Supplementary Fig. 2: Predictable sound-context association induced a homogeneous increase in response gain.

A, Schematic representation of the sound exposure protocol for the control and unpred-W group. B, Average tuning curves of simultaneously recorded sound-evoked activity at 70 dB for the depth of 350, 550, and 700 μm in the IC of the control (blue) and unpred-W (dark green) group. C, Average BF as a function of recording depths (linear mixed effect model with the group and depth factor: p_group = 0.63, p_depth < 0.0001, p_{group, depth} = 0.64). Insert: Difference in BF relative to the average BF of the control group (two-sample t-test, p = 0.75). D, E, F, Similar to A, B, C, for the comparison between the pred-W and pred-entry groups. There was no shift in BF (linear mixed effect model with the group and depth factor: p_group = 0.39, p_depth < 0.0001, p_{group, depth} = 0.04) and no significant difference in BF change (two-sample t-test, p = 0.81). G, Average evoked responses to frequencies at 70 dB as a function of recording depth (linear mixed effect model with the group and depth factor: p_ctrl-noW = 0.02, p_depth < 0.0001, p_{pred, depth} = 0.02). H,I,Similar to G, show the response gain for the control vs. unpred-W (linear mixed effect model with the group and depth factor: p_group = 0.53, p_depth < 0.0001, p_{group, depth} = 0.72) and pred-W vs. pred-entry (linear mixed effect model with the group and depth factor: p_group = 0.69, p_depth < 0.0001, p_{group, depth} = 0.006), respectively. J, Average daily time spent in the corner of individual mice. Groups without water in the corner spent less time in the corner compared to groups with water in the corner (two-sample t-test, ****p < 0.0001). K, Average daily length of sound exposure of individual mice.

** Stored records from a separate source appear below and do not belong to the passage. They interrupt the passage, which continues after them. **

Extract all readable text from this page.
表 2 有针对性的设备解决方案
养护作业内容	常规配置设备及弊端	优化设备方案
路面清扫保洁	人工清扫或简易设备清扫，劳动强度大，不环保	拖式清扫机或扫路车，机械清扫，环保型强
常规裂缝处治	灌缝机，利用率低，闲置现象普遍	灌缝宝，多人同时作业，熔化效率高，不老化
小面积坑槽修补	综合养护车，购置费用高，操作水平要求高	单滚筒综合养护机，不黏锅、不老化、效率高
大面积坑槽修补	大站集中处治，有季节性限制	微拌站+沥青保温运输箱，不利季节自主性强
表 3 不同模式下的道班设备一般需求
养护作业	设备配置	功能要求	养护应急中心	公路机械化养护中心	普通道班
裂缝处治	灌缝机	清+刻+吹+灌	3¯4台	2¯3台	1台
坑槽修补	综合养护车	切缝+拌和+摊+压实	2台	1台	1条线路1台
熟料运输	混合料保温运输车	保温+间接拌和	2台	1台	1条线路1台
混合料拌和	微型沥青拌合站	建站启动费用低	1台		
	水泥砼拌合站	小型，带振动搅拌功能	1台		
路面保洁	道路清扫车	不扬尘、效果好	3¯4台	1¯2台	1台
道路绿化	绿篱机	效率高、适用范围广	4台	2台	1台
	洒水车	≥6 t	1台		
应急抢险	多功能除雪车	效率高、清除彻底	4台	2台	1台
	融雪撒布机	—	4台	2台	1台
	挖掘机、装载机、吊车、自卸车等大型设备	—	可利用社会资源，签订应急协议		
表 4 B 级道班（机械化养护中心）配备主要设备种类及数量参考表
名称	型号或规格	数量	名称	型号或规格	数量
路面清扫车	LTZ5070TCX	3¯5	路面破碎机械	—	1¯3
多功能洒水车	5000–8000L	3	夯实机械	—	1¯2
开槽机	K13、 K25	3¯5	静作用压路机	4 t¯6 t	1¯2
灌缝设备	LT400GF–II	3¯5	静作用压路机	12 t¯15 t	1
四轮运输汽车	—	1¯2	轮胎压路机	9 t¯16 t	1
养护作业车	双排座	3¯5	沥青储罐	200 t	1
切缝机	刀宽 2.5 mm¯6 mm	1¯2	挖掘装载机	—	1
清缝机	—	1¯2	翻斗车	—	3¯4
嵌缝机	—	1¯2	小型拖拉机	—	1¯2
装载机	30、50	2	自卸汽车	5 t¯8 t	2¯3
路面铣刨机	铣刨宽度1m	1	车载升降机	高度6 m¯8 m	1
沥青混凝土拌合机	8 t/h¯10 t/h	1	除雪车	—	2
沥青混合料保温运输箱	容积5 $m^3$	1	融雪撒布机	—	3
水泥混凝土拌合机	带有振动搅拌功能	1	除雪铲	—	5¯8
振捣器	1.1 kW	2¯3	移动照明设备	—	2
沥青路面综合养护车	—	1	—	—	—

Supplementary Fig. 3: BF Shifts were accompanied by changes in sound representations.

A, Frequency discrimination ability measured by Euclidean distance between the population vectors of frequency pairs after subtraction of control dissimilarity matrix shown in Fig. 3B. B, Frequency discrimination ability for a given frequency to other frequencies. C, Frequency discrimination ability for a given ΔF as a function of sound frequency.

Supplementary Fig. 4: The BFs remained unchanged during the initial days of sound exposure.

A, Average tuning curves, before (solid lines) and after cortical inactivation (dashed lines), at 550 μm for control (blue) and noW exposure (pink) groups during the early days of sound exposure. B, Average BF as a function of recording depths for mice during the early days of sound exposure. C, Average BF as a function of recording depths for mice during the early and late days of sound exposure. D, Average evoked responses to frequencies at 70 dB as a function of recording depth for the predictable (red) and the control (blue) group (linear mixed effect model, for the ventral area, with the group and depth factor: p_group = 0.005, p_depth = 0.007, p_{group, depth} = 0.036. E, Similar to D, for the noW exposure (pink) and the control (blue) group. Modeling with a linear mixed model reveals a significant effect of depth (p < 0.0001), but no effect of group (p = 0.08). F, Difference in BF relative to the average BF of the control group. There is no significant difference between groups (unpaired t-test, p > 0.05).

Data availability

Data will be made available on request.